In this series I defined an API Rate Limiter with a simple table + function. I still have the table rate_limiting_token_bucket
and function rate_limiting_request
created, you can find their definitions in Part 2. To call it, I'd created a small Java program in Part 3 but we don't need it here. I'll call my function from a REST API and this very simple to implement, with no code. I'll use PostgREST, a standalone web server that turns your PostgreSQL database directly into a RESTful API. And what works on PostgreSQL can also run on YugabyteDB. I have a 3 nodes cluster setup and I'll install PostgREST directly on each node, connecting to the local endpoint. YugabyteDB is a distributed SQL database, you can connect to any node and see the whole database because there is a stateless PostgreSQL on top of the distributed storage and transaction layer.
The simplest install ever
The install is easy, just check the latest release and it extracts to a single executable:
curl -qsL https://github.com/PostgREST/postgrest/releases/download/v9.0.0/postgrest-v9.0.0-linux-static-x64.tar.xz | \
tar -xJvf -
This creates a 16MB postgrest
binary in the current directory.
The simplest config ever
Better than an online help, the executable can generate a configuration file template ready to customize:
./postgrest -e > my_rest_configuration.conf
You can update this configuration, defining at least the connection url db-uri
in the libpq format.
But I'll do even simpler for this demo, using environment variables only:
PGRST_DB_URI="postgres://yugabyte:yugabyte@$(hostname):5433/yugabyte" \
PGRST_DB_SCHEMAS="public" PGRST_DB_ANON_ROLE="yugabyte" \
PGRST_DB_CHANNEL_ENABLED=false ./postgrest &
This starts the PostgREST server with a pool of connections to the local endpoint, database "yugabyte", schema "public". I disabled the "DB Channel" because LISTEN/NOTIFY is not enabled in YugabyteDB (this mecanism is not appropriate for a distributed database).

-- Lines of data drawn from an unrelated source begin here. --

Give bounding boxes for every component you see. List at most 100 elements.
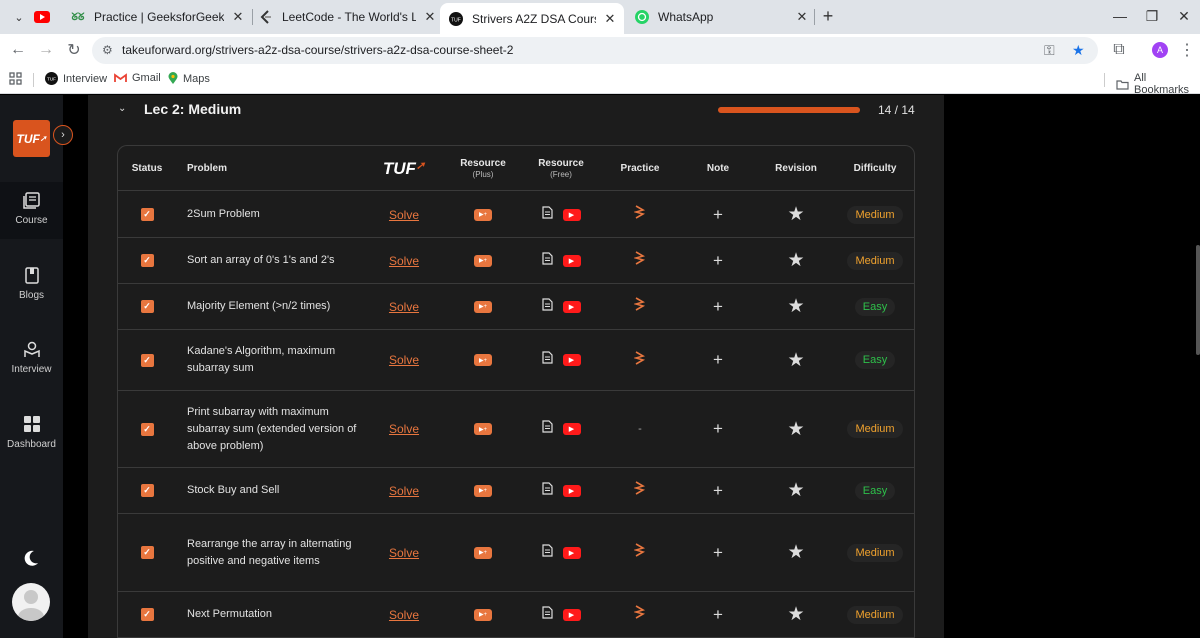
tab-youtube[interactable] [34, 3, 64, 31]
minimize-icon[interactable]: — [1110, 8, 1130, 24]
revision-star-icon[interactable]: ★ [787, 479, 804, 502]
forward-arrow-icon[interactable]: → [35, 39, 57, 61]
status-checkbox[interactable]: ✓ [140, 300, 154, 313]
video-plus-icon[interactable]: ▶+ [474, 300, 492, 313]
article-icon[interactable] [541, 251, 553, 270]
url-text[interactable]: takeuforward.org/strivers-a2z-dsa-course… [122, 43, 513, 57]
practice-link-icon[interactable] [633, 480, 646, 501]
new-tab-plus-icon[interactable]: + [818, 6, 838, 26]
youtube-icon[interactable]: ▶ [562, 484, 581, 497]
apps-grid-icon[interactable] [9, 72, 22, 85]
dark-mode-moon-icon[interactable] [22, 549, 40, 572]
solve-link[interactable]: Solve [389, 422, 419, 436]
extensions-icon[interactable]: ⧉ [1108, 39, 1130, 61]
all-bookmarks[interactable]: All Bookmarks [1116, 72, 1200, 96]
youtube-icon[interactable]: ▶ [562, 608, 581, 621]
restore-icon[interactable]: ❐ [1142, 8, 1162, 25]
revision-star-icon[interactable]: ★ [787, 541, 804, 564]
video-plus-icon[interactable]: ▶+ [474, 546, 492, 559]
address-bar[interactable]: ⚙ takeuforward.org/strivers-a2z-dsa-cour… [92, 37, 1098, 64]
youtube-icon[interactable]: ▶ [562, 546, 581, 559]
profile-avatar[interactable]: A [1149, 39, 1171, 61]
bookmark-gmail[interactable]: Gmail [114, 72, 161, 84]
solve-link[interactable]: Solve [389, 546, 419, 560]
tab-1[interactable]: LeetCode - The World's Leading ✕ [258, 3, 438, 31]
sidebar-item-interview[interactable]: Interview [0, 341, 63, 375]
article-icon[interactable] [541, 543, 553, 562]
video-plus-icon[interactable]: ▶+ [474, 608, 492, 621]
solve-link[interactable]: Solve [389, 208, 419, 222]
add-note-plus-icon[interactable]: + [713, 543, 723, 563]
tuf-logo[interactable]: TUF ➚ [13, 120, 50, 157]
video-plus-icon[interactable]: ▶+ [474, 208, 492, 221]
page-scrollbar[interactable] [1196, 245, 1200, 355]
close-icon[interactable]: ✕ [602, 11, 618, 27]
practice-link-icon[interactable] [633, 204, 646, 225]
bookmark-star-icon[interactable]: ★ [1072, 42, 1085, 59]
solve-link[interactable]: Solve [389, 608, 419, 622]
video-plus-icon[interactable]: ▶+ [474, 354, 492, 366]
article-icon[interactable] [541, 605, 553, 624]
bookmark-maps[interactable]: Maps [168, 72, 210, 85]
practice-link-icon[interactable] [633, 296, 646, 317]
add-note-plus-icon[interactable]: + [713, 481, 723, 501]
video-plus-icon[interactable]: ▶+ [474, 423, 492, 435]
youtube-icon[interactable]: ▶ [562, 208, 581, 221]
status-checkbox[interactable]: ✓ [140, 208, 154, 221]
solve-link[interactable]: Solve [389, 300, 419, 314]
practice-link-icon[interactable] [633, 350, 646, 371]
youtube-icon[interactable]: ▶ [562, 254, 581, 267]
close-icon[interactable]: ✕ [230, 9, 246, 25]
add-note-plus-icon[interactable]: + [713, 297, 723, 317]
tab-search-chevron-icon[interactable]: ⌄ [8, 6, 30, 28]
sidebar-item-course[interactable]: Course [0, 182, 63, 239]
tab-0[interactable]: ᘜᘜ Practice | GeeksforGeeks | A co ✕ [70, 3, 246, 31]
revision-star-icon[interactable]: ★ [787, 418, 804, 441]
close-icon[interactable]: ✕ [422, 9, 438, 25]
add-note-plus-icon[interactable]: + [713, 419, 723, 439]
practice-link-icon[interactable] [633, 250, 646, 271]
article-icon[interactable] [541, 481, 553, 500]
sidebar-item-blogs[interactable]: Blogs [0, 267, 63, 301]
video-plus-icon[interactable]: ▶+ [474, 484, 492, 497]
sidebar-toggle-chevron-icon[interactable]: › [53, 125, 73, 145]
status-checkbox[interactable]: ✓ [140, 608, 154, 621]
add-note-plus-icon[interactable]: + [713, 605, 723, 625]
lecture-header[interactable]: ⌄ Lec 2: Medium 14 / 14 [88, 95, 944, 135]
youtube-icon[interactable]: ▶ [562, 423, 581, 435]
user-avatar[interactable] [12, 583, 50, 621]
status-checkbox[interactable]: ✓ [140, 484, 154, 497]
status-checkbox[interactable]: ✓ [140, 254, 154, 267]
status-checkbox[interactable]: ✓ [140, 353, 154, 367]
password-key-icon[interactable]: ⚿ [1044, 42, 1055, 59]
revision-star-icon[interactable]: ★ [787, 203, 804, 226]
more-menu-icon[interactable]: ⋮ [1176, 39, 1198, 61]
tab-3[interactable]: WhatsApp ✕ [634, 3, 810, 31]
youtube-icon[interactable]: ▶ [562, 354, 581, 366]
article-icon[interactable] [541, 420, 553, 438]
site-info-icon[interactable]: ⚙ [102, 43, 113, 57]
tab-2-active[interactable]: TUF Strivers A2Z DSA Course/Sheet ✕ [440, 3, 624, 34]
close-icon[interactable]: ✕ [794, 9, 810, 25]
practice-link-icon[interactable] [633, 604, 646, 625]
solve-link[interactable]: Solve [389, 254, 419, 268]
sidebar-item-dashboard[interactable]: Dashboard [0, 415, 63, 450]
solve-link[interactable]: Solve [389, 484, 419, 498]
bookmark-interview[interactable]: TUF Interview [45, 72, 107, 85]
practice-link-icon[interactable] [633, 542, 646, 563]
add-note-plus-icon[interactable]: + [713, 251, 723, 271]
window-close-icon[interactable]: ✕ [1174, 8, 1194, 25]
revision-star-icon[interactable]: ★ [787, 249, 804, 272]
chevron-down-icon[interactable]: ⌄ [118, 103, 126, 114]
reload-icon[interactable]: ↻ [63, 39, 85, 61]
revision-star-icon[interactable]: ★ [787, 603, 804, 626]
status-checkbox[interactable]: ✓ [140, 422, 154, 436]
status-checkbox[interactable]: ✓ [140, 546, 154, 559]
solve-link[interactable]: Solve [389, 353, 419, 367]
back-arrow-icon[interactable]: ← [7, 39, 29, 61]
article-icon[interactable] [541, 297, 553, 316]
add-note-plus-icon[interactable]: + [713, 205, 723, 225]
video-plus-icon[interactable]: ▶+ [474, 254, 492, 267]
article-icon[interactable] [541, 205, 553, 224]
revision-star-icon[interactable]: ★ [787, 295, 804, 318]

If you created the procedure after starting the PostgREST deamon, you need to refresh the cache with: pkill -10 postgrest
to signal for cache re-load.
I'm keeping it simple for this demo, but of course, it can be configured for performance and security. With all defaults, it listens to port 3000.
REST calls
I can now use this REST proxy to call my rate limiting function.
There is nothing more to define because PostgREST reads the schema. The namespace of the stored procedures and functions is exposed in http://localhost:3000/rpc
and the parameters are passed as a JSON document. Here is a call getting a token for "user1" with a refill rate of 1 token per second:
echo $(
curl -qs \
http://localhost:3000/rpc/rate_limiting_request \
-X POST -H "Content-Type: application/json" -d '
{ "rate_id": "user1", "refill_per_sec": 1 }
')
Here is the result:
I have 60 tokens remaining because my function has a default window of 60 seconds, filled with the rate of 1 tocken per second.
Threads
From my Java program and with this cluster, I was able to get 1000 tokens per second from threads requesting tokens from different users and 120 per second. Here is a python script to do the same though the REST API:
import threading
import time
import requests
import sys
def request_tokens(id,num):
tokens=0
start = time.time()
for i in range(1,num):
response=requests.post('http://localhost:3000/rpc/rate_limiting_request', json={ "rate_id": id, "refill_per_sec": 1000000 })
if response.status_code==200:
tokens=tokens+1
print("{0} tokens/s".format(tokens/(time.time()-start)))
threads=[]
for i in range(0,int(sys.argv[1])):
threads.append(threading.Thread(target=request_tokens,args=(i,1000)))
for t in threads:
t.start()
total=0
for t in threads:
t.join()
This runs 1000 loops in 50 thread:
python franck.py 50
What is interesting is that the overhead is very small:
On this node, the postgrest
deamon uses less CPU than the calling program python
and the database itself yb-tserver
. You can see 10 postgres
backends because PostgREST has a connection pool, which is the best to guarantee predictable performances.
The beauty of it is that it is easy to install one postgrest
on each database node, opening a REST access for the database schemas.